Dinleme sürecini etkileyen etkenleri değerlendirebilmek
Kaynak (Konuşmacı) Temelli Etkenler: Mesajda kullanılan sözcükler, terimler, yanlış anlaşılmaya yol açacak cümle kuruluşları, yanlış vurgu ve tonlamalar; konuşma bozuklukları; konuşmayı etkileyen fiziksel etkenler; konuşma hızı; ses tonu; jest ve mimikler; bilgi birikimi; konuyla ilgili hazırlığı ve konuyu sunuş şeklidir. Alıcı (Dinleyici) Temelli Etkenler: Alıcının zihinsel ve fizyolojik yetileri, dikkat ilgi, istek, kelime dağarcığı, bilgi birikimi, ön yargı, dinleme sürecinde uygun dinleme davranışları gösterme (dik oturma, konuşanla göz teması kurma, not tutma, soru sorma, dinlenenlere uygun geri bildirimlerde bulunma, vb.), dinleme hızıdır. Çevre- Ortam Temelli Etkenler: Isı, ses, ışık, fiziksel konfordur.

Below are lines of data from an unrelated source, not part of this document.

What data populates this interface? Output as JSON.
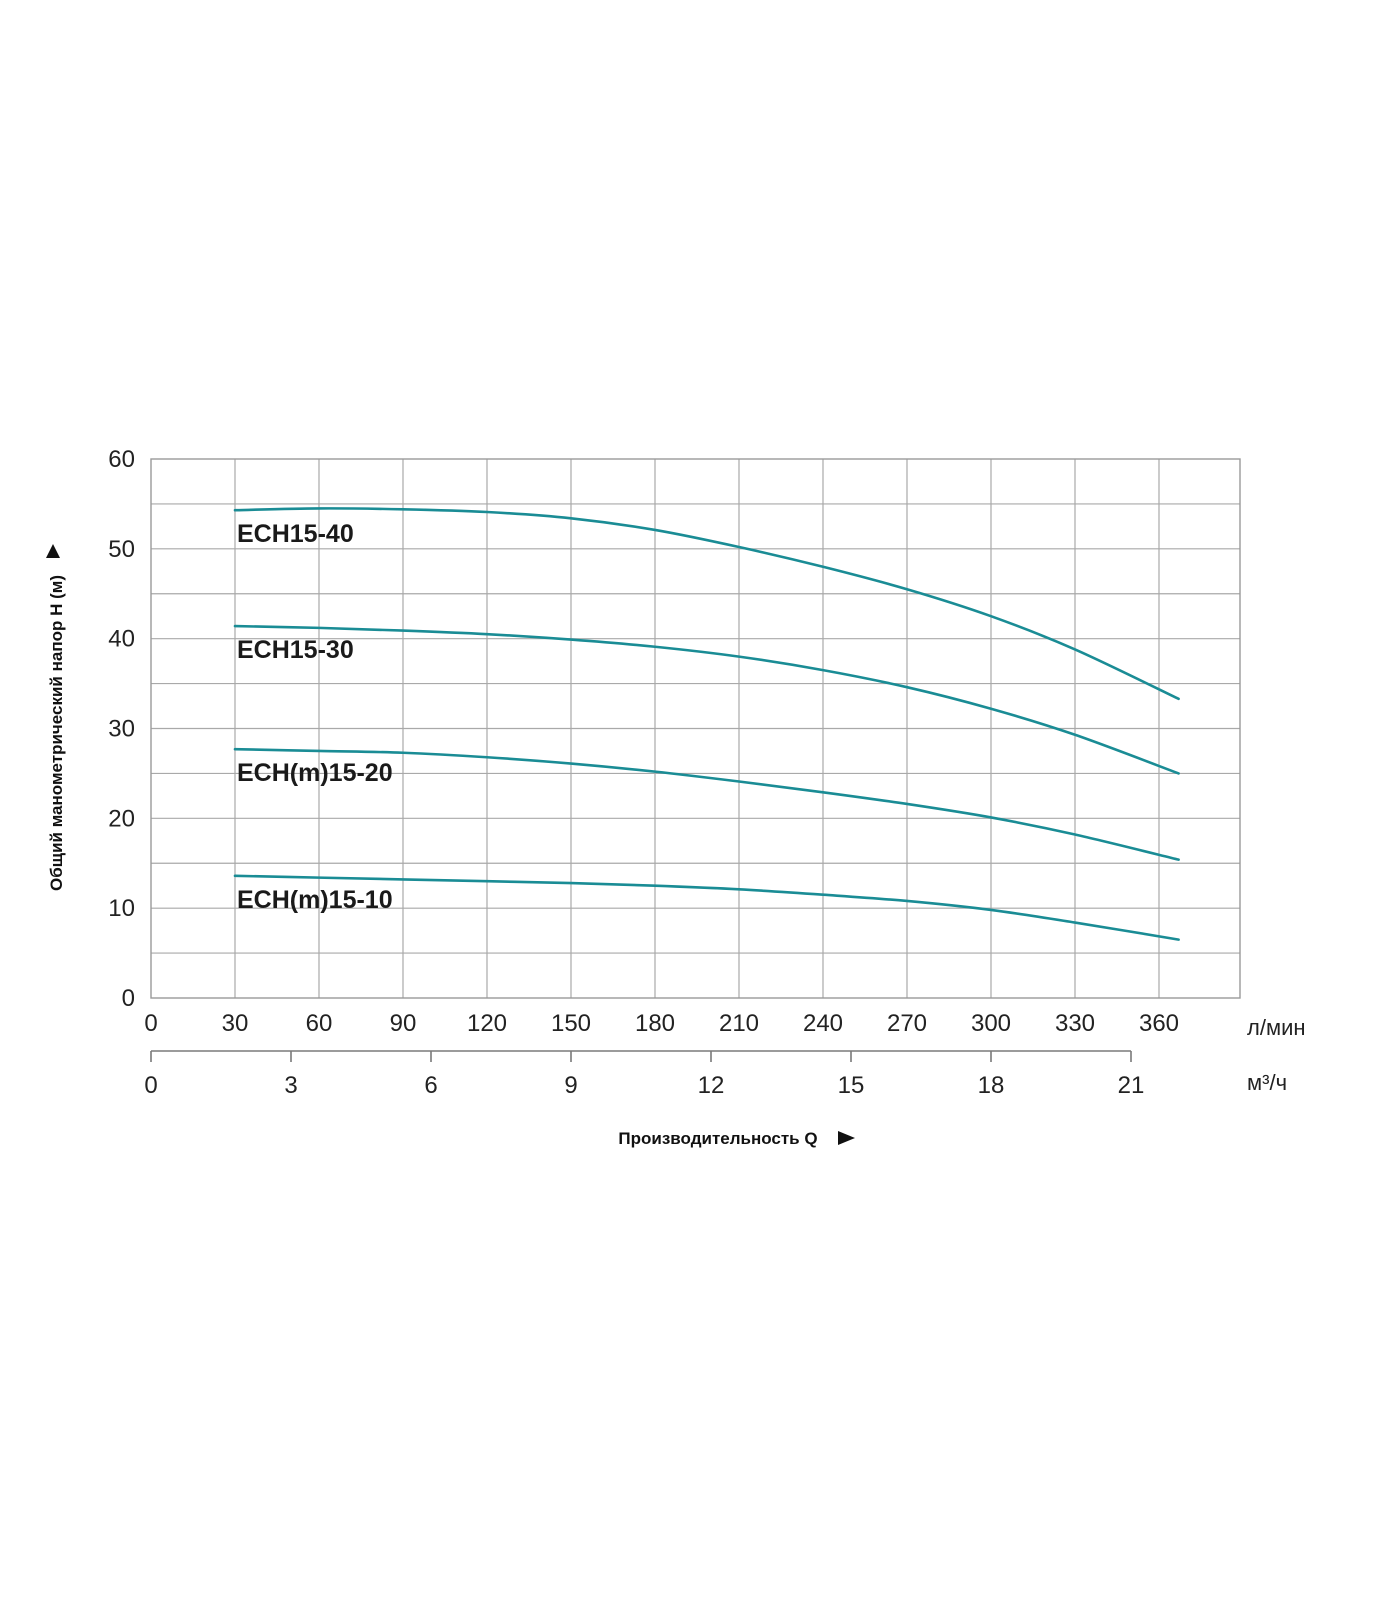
{
  "chart_data": {
    "type": "line",
    "ylabel": "Общий манометрический напор H (м)",
    "xlabel": "Производительность Q",
    "ylim": [
      0,
      60
    ],
    "y_ticks": [
      "0",
      "10",
      "20",
      "30",
      "40",
      "50",
      "60"
    ],
    "x_axis_primary": {
      "unit": "л/мин",
      "ticks": [
        "0",
        "30",
        "60",
        "90",
        "120",
        "150",
        "180",
        "210",
        "240",
        "270",
        "300",
        "330",
        "360"
      ]
    },
    "x_axis_secondary": {
      "unit": "м³/ч",
      "ticks": [
        "0",
        "3",
        "6",
        "9",
        "12",
        "15",
        "18",
        "21"
      ]
    },
    "grid": true,
    "line_color": "#1a8c95",
    "series": [
      {
        "name": "ECH15-40",
        "x": [
          30,
          60,
          90,
          120,
          150,
          180,
          210,
          240,
          270,
          300,
          330,
          367
        ],
        "y": [
          54.3,
          54.5,
          54.4,
          54.1,
          53.4,
          52.1,
          50.2,
          48.0,
          45.5,
          42.5,
          38.8,
          33.3
        ]
      },
      {
        "name": "ECH15-30",
        "x": [
          30,
          60,
          90,
          120,
          150,
          180,
          210,
          240,
          270,
          300,
          330,
          367
        ],
        "y": [
          41.4,
          41.2,
          40.9,
          40.5,
          39.9,
          39.1,
          38.0,
          36.5,
          34.6,
          32.2,
          29.3,
          25.0
        ]
      },
      {
        "name": "ECH(m)15-20",
        "x": [
          30,
          60,
          90,
          120,
          150,
          180,
          210,
          240,
          270,
          300,
          330,
          367
        ],
        "y": [
          27.7,
          27.5,
          27.3,
          26.8,
          26.1,
          25.2,
          24.1,
          22.9,
          21.6,
          20.1,
          18.2,
          15.4
        ]
      },
      {
        "name": "ECH(m)15-10",
        "x": [
          30,
          60,
          90,
          120,
          150,
          180,
          210,
          240,
          270,
          300,
          330,
          367
        ],
        "y": [
          13.6,
          13.4,
          13.2,
          13.0,
          12.8,
          12.5,
          12.1,
          11.5,
          10.8,
          9.8,
          8.4,
          6.5
        ]
      }
    ]
  }
}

Dinleme türlerini sıralayabilmek
Aktif dinleme, pasif dinleme, not alarak dinleme, grup halinde dinleme, empatik dinleme, yaratıcı dinleme, amaçlı dinleme, sorgulayıcı dinleme, seçici dinleme, eleştirel dinleme.

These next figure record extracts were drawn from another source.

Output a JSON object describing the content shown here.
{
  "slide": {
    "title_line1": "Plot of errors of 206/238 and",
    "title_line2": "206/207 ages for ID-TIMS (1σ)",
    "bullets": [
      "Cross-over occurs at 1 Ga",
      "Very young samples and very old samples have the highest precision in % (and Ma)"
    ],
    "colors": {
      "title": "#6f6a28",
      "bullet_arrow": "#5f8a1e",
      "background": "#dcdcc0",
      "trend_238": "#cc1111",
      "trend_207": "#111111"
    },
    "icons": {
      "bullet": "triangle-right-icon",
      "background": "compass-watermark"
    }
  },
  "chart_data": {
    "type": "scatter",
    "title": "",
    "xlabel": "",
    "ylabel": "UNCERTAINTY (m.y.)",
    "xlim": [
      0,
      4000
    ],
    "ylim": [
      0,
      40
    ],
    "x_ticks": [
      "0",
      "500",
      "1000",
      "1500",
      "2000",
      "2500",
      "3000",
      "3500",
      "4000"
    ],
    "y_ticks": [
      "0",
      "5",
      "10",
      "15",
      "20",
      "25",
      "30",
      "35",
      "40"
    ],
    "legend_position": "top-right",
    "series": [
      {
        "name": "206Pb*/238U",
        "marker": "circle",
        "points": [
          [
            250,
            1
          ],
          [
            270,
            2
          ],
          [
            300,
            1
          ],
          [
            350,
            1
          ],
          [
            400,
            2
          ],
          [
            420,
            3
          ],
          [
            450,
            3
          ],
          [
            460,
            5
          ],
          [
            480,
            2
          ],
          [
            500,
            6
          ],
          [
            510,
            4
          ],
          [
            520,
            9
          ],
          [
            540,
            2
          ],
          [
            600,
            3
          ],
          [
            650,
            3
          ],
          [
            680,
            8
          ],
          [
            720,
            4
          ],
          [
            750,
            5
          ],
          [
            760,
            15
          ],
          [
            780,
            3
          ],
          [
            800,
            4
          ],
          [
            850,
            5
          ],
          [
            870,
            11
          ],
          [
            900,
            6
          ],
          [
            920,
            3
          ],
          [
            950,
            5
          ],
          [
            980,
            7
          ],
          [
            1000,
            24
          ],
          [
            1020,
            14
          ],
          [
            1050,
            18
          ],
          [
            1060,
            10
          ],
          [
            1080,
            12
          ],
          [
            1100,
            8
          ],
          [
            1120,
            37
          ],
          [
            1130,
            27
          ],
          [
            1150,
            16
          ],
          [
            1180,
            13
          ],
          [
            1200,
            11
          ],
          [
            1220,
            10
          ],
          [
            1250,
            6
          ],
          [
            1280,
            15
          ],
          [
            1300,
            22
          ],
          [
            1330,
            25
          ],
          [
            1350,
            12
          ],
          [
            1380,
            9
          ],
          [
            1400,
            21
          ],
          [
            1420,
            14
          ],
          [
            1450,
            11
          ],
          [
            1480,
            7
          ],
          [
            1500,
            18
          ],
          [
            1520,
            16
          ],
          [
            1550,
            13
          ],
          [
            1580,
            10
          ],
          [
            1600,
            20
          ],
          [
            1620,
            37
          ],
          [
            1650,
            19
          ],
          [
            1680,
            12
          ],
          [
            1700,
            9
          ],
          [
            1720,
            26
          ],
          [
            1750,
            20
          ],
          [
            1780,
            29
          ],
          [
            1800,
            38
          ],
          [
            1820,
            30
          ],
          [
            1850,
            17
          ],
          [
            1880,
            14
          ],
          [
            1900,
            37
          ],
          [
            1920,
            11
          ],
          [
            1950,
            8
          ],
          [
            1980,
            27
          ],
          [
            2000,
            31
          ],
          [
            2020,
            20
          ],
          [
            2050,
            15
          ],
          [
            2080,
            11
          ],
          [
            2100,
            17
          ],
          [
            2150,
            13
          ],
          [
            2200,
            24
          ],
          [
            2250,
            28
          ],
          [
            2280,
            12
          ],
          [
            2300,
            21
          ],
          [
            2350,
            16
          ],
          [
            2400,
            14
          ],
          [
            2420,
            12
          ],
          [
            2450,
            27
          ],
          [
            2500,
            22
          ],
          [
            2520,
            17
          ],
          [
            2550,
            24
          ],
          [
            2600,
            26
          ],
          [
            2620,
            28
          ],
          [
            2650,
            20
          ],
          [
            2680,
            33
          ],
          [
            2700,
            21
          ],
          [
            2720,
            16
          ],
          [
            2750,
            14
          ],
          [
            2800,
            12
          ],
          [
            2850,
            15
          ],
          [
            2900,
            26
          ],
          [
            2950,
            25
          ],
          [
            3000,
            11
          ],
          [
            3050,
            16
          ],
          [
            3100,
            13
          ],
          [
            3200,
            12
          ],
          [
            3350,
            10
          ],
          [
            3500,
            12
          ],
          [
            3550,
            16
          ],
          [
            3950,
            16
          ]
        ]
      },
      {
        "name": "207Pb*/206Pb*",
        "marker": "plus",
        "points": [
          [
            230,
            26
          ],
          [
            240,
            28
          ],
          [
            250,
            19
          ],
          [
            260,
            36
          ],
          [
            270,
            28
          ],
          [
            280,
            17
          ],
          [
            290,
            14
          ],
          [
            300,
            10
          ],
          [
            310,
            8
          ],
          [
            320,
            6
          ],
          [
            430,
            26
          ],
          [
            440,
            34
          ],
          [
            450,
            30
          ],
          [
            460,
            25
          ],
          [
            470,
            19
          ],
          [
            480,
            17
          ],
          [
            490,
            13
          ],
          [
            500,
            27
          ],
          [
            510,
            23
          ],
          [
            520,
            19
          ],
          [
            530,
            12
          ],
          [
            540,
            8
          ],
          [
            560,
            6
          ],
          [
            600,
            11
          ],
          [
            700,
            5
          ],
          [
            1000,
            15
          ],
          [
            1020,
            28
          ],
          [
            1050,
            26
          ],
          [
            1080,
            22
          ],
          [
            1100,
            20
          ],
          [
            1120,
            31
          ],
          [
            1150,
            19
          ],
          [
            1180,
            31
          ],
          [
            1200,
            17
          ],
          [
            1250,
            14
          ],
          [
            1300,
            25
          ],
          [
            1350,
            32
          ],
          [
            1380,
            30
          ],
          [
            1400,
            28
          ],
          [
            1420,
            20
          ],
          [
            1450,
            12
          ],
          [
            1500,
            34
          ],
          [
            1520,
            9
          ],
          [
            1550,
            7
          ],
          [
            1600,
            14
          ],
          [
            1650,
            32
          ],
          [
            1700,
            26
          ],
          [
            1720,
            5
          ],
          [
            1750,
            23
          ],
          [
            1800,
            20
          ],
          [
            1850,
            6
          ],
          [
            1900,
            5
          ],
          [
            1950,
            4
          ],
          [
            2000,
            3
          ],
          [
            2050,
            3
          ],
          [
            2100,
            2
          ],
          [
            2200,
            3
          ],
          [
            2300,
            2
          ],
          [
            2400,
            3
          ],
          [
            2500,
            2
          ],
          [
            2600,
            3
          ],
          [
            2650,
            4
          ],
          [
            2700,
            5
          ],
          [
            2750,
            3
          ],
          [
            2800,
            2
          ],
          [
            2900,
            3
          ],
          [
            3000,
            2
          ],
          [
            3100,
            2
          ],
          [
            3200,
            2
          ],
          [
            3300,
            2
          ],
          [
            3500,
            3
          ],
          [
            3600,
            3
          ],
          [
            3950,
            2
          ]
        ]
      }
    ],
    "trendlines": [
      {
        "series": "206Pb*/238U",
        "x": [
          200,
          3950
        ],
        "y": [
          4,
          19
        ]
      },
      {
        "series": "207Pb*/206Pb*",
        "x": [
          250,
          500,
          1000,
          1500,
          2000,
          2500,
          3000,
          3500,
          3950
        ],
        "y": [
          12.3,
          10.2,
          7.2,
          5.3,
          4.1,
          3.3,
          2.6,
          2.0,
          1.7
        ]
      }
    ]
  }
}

Okuma-dinleme ilişkisini betimleyebilmek
Okuduğunu ve dinlediğini anlama birbirine çok benzeyen süreçlerdir. Okuma ve dinleme arasında yakın bir ilişki vardır. Bu ilişki benzerlikler ve farklılıklar çerçevesinden ele alınabilir. Her ikisi de anlama becerisinin temel bileşenidir. Başka bir deyişle bir tür “alıcı dil etkinliği” dir. Okuma ve dinlemenin her ikisi de zihnin anlama süreciyle ilgilidir. Okuduğunu anlama becerisi üst düzeyde olan bir kişinin, dinlediğini anlama becerisi de üst düzeyde olacaktır. Bu yüzden okuma becerisinin, dinleme becerisine doğrudan etkilediğini söylemek mümkündür. Zihnin ve beynin aktif olmasını gerektirir. Anlamanın gerçekleşmesi için ortak bir dile, dilsel birikime gereksinim vardır. Kaynakta (konuşmacı/ yazılı metin) kullanılan dilin niteliği (pürüzsüz, yalın, anlaşılır) anlamanın gerçekleşmesinde önemli hatta belirleyicidir. Ortamın özelliği, anlamın oluşumu sürecinde her iki bileşen için de çok önemlidir. Isı, ışık, ses gibi fiziksel etkenler anlam kurma sürecini etkileyen önemli değişkenler olarak karşımıza çıkmaktadır. Okuma/dinleme öncesi, sırası ve sonrasındaki davranışlar her ikisi için de anlama sürecini etkilemektedir. Her ikisinde de anlamanın gerçekleşip gerçekleşmediği, anlama sürecinin aksadığı yönler alınan geri bildirimler sayesinde anlaşılabilir. İlgi ve istekler de yine her iki bileşen açısından anlama sürecini etkileyen ortak birer etken olarak ifade edilebilir.